We have weekly completion percentage data for a construction deliverable over 9 weeks.

```{r}
data <- data.frame(
  time       = 1:9,
  completion = c(5, 15, 40, 60, 70, 75, 80, 85, 90)
)
```

### Fit the Model

```{r}
fit <- fit_sigmoidal(data, "time", "completion", "logistic")
```

### Assess Fit Quality

Use `summary()` to examine the fitted coefficients, their standard errors, and the residual standard error — a measure of how closely the model matches the observed data.

```{r}
summary(fit)
```

A small residual standard error (relative to the response scale) indicates a good fit. Coefficient `t values` with |t| > 2 are statistically meaningful.

### Plot with Confidence Bands

`plot_sigmoidal()` plots the data, fitted curve, and optional confidence bounds in a single call.

```{r}
plot_sigmoidal(
  fit, data, "time", "completion", "logistic",
  conf_level = 0.95,
  main = "Logistic Learning Curve - Completion Forecast",
  xlab = "Week",
  ylab = "Completion (%)"
)
```

The shaded region is the 95% confidence band — the range within which the true fitted curve is likely to lie. Wider bands at the tails reflect greater uncertainty in extrapolated predictions.

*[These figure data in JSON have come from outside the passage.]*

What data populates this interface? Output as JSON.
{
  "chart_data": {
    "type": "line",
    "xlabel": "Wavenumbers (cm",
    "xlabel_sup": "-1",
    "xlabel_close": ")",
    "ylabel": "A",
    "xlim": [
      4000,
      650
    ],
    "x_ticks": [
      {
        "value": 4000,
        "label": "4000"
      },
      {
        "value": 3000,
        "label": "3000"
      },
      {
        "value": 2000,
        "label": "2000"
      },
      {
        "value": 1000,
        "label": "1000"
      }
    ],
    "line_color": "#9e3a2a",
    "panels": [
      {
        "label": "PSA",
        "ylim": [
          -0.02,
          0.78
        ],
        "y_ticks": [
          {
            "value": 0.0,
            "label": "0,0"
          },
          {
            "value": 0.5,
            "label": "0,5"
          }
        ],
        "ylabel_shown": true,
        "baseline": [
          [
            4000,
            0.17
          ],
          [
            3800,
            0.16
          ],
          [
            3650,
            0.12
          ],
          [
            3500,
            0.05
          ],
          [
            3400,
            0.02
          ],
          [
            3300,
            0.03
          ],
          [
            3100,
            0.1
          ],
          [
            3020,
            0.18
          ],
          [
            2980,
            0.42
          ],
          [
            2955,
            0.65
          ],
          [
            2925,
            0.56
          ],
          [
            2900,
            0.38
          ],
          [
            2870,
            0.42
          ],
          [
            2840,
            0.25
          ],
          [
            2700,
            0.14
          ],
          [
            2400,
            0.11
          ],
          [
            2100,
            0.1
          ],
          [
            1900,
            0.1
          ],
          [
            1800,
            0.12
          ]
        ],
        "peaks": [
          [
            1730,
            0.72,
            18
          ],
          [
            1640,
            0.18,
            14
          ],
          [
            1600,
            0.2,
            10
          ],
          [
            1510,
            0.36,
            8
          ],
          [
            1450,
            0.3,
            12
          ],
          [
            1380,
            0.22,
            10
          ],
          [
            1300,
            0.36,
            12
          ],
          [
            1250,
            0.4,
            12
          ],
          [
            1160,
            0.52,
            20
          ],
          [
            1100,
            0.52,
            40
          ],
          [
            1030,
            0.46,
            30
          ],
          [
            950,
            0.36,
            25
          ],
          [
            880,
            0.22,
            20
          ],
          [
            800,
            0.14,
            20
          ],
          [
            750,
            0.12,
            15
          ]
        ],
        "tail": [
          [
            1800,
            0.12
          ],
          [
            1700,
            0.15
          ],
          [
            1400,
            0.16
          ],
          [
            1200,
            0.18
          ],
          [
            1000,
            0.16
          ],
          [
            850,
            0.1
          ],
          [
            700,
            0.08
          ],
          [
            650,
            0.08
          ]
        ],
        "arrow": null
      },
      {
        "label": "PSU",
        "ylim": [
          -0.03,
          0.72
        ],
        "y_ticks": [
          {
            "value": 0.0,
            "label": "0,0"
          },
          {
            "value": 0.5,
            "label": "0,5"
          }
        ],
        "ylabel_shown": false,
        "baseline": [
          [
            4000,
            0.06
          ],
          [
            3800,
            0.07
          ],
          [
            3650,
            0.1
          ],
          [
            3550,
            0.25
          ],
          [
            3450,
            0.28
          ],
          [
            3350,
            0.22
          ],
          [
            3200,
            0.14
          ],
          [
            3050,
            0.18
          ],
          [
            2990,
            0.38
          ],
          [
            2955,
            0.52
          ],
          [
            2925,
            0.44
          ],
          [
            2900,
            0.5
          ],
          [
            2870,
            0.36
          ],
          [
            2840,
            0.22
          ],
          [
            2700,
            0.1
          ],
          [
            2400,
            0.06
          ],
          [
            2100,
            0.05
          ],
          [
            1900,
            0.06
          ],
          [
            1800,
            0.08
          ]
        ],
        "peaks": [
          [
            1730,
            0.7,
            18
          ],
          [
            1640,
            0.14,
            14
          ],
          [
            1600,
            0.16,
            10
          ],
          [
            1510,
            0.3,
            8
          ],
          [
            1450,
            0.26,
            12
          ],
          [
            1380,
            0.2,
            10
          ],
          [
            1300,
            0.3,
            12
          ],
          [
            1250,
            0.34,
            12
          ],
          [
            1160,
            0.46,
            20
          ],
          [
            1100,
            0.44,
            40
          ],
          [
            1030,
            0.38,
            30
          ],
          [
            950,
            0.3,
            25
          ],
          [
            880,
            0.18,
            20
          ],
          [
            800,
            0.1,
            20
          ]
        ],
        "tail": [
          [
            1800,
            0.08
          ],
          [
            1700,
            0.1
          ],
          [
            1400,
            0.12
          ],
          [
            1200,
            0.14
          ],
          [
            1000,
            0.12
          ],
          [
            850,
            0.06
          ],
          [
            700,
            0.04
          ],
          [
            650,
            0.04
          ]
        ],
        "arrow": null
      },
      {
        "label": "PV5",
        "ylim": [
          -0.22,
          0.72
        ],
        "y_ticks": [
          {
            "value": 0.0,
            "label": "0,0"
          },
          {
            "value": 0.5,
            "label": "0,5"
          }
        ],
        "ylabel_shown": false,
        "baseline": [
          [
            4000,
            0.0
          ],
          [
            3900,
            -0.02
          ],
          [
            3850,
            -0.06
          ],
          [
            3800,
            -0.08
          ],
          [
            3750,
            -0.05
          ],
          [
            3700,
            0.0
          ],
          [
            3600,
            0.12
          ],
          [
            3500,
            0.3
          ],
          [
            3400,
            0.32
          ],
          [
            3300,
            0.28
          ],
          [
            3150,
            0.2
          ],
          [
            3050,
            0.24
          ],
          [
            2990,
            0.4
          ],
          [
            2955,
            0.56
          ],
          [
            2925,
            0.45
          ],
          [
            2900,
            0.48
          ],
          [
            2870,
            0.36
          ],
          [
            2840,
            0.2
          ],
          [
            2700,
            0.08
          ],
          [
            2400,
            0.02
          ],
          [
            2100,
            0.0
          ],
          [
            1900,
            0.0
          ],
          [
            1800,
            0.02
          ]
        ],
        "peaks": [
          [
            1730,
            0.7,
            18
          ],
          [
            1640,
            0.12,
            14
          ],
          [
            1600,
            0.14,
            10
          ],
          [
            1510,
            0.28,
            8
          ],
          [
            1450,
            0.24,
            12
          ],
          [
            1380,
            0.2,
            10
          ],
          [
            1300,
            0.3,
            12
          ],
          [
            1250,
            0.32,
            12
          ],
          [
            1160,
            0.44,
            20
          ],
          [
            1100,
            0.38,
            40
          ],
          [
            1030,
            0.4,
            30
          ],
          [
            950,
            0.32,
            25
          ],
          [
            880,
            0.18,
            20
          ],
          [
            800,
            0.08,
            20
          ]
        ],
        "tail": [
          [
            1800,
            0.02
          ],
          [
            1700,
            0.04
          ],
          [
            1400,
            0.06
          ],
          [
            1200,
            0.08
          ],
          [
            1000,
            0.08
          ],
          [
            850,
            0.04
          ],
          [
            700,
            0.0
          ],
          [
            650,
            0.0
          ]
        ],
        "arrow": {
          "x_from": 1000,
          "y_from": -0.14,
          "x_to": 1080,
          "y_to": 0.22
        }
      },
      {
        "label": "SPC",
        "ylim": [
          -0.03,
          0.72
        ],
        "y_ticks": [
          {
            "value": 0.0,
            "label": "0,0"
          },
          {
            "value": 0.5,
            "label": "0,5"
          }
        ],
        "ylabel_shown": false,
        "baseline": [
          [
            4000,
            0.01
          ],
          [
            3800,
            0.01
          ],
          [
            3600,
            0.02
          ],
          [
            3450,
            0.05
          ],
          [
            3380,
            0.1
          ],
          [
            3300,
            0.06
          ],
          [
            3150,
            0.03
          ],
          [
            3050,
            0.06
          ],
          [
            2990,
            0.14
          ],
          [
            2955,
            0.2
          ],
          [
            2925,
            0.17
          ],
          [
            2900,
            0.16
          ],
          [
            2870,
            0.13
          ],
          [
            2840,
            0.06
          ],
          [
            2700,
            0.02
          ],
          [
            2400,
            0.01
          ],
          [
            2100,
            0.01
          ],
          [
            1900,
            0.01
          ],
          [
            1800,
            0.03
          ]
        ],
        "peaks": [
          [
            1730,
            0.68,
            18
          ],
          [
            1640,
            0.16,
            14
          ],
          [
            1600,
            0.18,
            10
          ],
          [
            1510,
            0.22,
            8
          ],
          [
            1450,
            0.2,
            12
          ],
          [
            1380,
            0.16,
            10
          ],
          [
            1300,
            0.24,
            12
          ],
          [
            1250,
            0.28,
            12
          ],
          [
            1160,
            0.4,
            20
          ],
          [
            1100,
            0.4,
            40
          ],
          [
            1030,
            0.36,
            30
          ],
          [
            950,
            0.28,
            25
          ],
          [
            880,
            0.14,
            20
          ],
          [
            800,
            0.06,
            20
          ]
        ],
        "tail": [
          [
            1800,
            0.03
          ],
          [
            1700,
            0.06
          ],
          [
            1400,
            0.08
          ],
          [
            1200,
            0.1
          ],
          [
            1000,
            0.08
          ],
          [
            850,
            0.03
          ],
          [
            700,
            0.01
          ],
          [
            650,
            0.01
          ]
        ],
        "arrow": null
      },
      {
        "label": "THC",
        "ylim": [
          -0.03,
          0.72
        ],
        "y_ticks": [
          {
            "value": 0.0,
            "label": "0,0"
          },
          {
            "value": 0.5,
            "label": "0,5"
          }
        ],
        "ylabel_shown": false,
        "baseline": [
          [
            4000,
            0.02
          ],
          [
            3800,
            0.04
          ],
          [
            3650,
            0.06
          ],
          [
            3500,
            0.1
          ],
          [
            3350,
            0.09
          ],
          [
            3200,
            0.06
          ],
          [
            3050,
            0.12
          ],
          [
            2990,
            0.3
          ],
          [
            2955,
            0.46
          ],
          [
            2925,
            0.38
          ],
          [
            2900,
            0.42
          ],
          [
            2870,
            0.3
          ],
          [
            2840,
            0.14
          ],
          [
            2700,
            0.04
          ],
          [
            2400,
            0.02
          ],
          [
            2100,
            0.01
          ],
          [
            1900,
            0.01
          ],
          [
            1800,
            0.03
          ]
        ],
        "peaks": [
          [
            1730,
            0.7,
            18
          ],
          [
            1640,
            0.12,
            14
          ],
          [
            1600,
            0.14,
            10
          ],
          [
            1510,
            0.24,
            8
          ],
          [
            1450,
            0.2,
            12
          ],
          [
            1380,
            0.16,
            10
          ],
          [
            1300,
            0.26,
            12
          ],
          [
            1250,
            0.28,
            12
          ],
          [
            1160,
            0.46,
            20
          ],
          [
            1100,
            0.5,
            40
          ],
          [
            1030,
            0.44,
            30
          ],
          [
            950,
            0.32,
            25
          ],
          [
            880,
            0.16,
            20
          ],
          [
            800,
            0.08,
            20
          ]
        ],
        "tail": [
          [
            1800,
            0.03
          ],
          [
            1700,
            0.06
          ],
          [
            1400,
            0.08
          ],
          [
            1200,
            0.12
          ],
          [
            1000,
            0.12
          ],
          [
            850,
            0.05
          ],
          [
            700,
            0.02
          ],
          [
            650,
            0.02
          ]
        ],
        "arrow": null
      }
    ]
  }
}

### Predict Future Completion

Use `predict_sigmoidal()` to generate numeric forecasts, including confidence bounds for specific future time points.

```{r}
future_times <- seq(1, 12, length.out = 100)
predictions <- predict_sigmoidal(fit, future_times, "logistic", conf_level = 0.95)

knitr::kable(
  tail(round(predictions, 1), 5),
  caption = "Predicted completion (final 5 points)",
  row.names = FALSE
)
```

## Comparing All Three Model Types

Different model types can produce different forecasts, especially in the tails. It is good practice to fit multiple models and compare their goodness-of-fit.

```{r warning=FALSE}
fit_logistic <- fit_sigmoidal(data, "time", "completion", "logistic")
fit_pearl <- fit_sigmoidal(data, "time", "completion", "pearl")
fit_gompertz <- fit_sigmoidal(data, "time", "completion", "gompertz")
```

```{r}
# Residual standard errors for comparison
rse <- function(fit) summary(fit)$sigma

comparison <- data.frame(
  Model = c("Logistic", "Pearl", "Gompertz"),
  Residual_StdError = round(c(rse(fit_logistic), rse(fit_pearl), rse(fit_gompertz)), 3)
)
knitr::kable(comparison, caption = "Model Fit Comparison (lower RSE = better fit)")
```

Now plot all three fits side by side:

```{r}
x_seq <- seq(1, 12, length.out = 200)

pred_log <- predict_sigmoidal(fit_logistic, x_seq, "logistic")
pred_prl <- predict_sigmoidal(fit_pearl, x_seq, "pearl")
pred_gom <- predict_sigmoidal(fit_gompertz, x_seq, "gompertz")

# Base plot with observed data
plot(data$time, data$completion,
  pch = 16, xlim = c(1, 12), ylim = c(0, 105),
  main = "Learning Curve: Model Comparison",
  xlab = "Week", ylab = "Completion (%)"
)
lines(pred_log$x, pred_log$pred, col = "steelblue", lwd = 2)
lines(pred_prl$x, pred_prl$pred, col = "tomato", lwd = 2, lty = 2)
lines(pred_gom$x, pred_gom$pred, col = "darkgreen", lwd = 2, lty = 3)
legend("bottomright",
  legend = c("Logistic", "Pearl", "Gompertz"),
  col = c("steelblue", "tomato", "darkgreen"),
  lty = c(1, 2, 3), lwd = 2, bty = "n"
)
```

**Note:** Logistic and Pearl share the same functional form and will produce identical fits on the same data. Gompertz has a different shape, its inflection point occurs earlier and the curve is asymmetric, making it better suited for processes that accelerate quickly early on.

## Summary

The sigmoidal workflow in PRA:

1. `fit_sigmoidal()` — fit a model to observed time-completion data
2. `summary(fit)` — inspect coefficient estimates and goodness-of-fit
3. `predict_sigmoidal()` — generate numeric forecasts with optional confidence bounds
4. `plot_sigmoidal()` — visualize the fit and confidence band

Choose the model type based on the shape of your data and theoretical expectations about the learning process.